Je länger man das Geschehen in Medien und Politik beobachtet, desto sicherer wird die Erkenntnis, dass die Finanzmacht die stärkste Macht der sogenannten westlichen Wertegemeinschaft ist und kein westlicher Wert über dem Wert des Geldes, also über dem Wert des US-Dollars steht, weder Moral, noch die Wahrheit, noch Solidarität oder irgendeine soziale Verantwortung. Fast gleichzeitig wird klar, dass die USA auf allen Gebieten den Ton angeben: Militärische Präsenz, Waffenproduktion, Strategie, Meinungsbildung (selbst im Internet) und vor allen Dingen die Dominanz ihrer finanziellen Übermacht.

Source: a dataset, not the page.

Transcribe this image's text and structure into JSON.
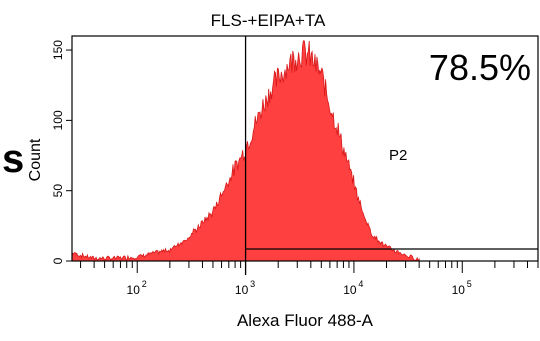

Nur drei Tage nach Einmarsch der Russen in die Ukraine hat Bundeskanzler Olaf Scholz vor dem Bundestag die Entscheidung verkündet, dass Deutschland zusätzlich zum laufenden Militärhaushalt ein sogenanntes Sondervermögen von 100 Milliarden Euro für die Rüstung anlegen wird. (1914 nannte man das eine Kriegsanleihe und die SPD billigte damals die Finanzierung des ersten Weltkriegs.)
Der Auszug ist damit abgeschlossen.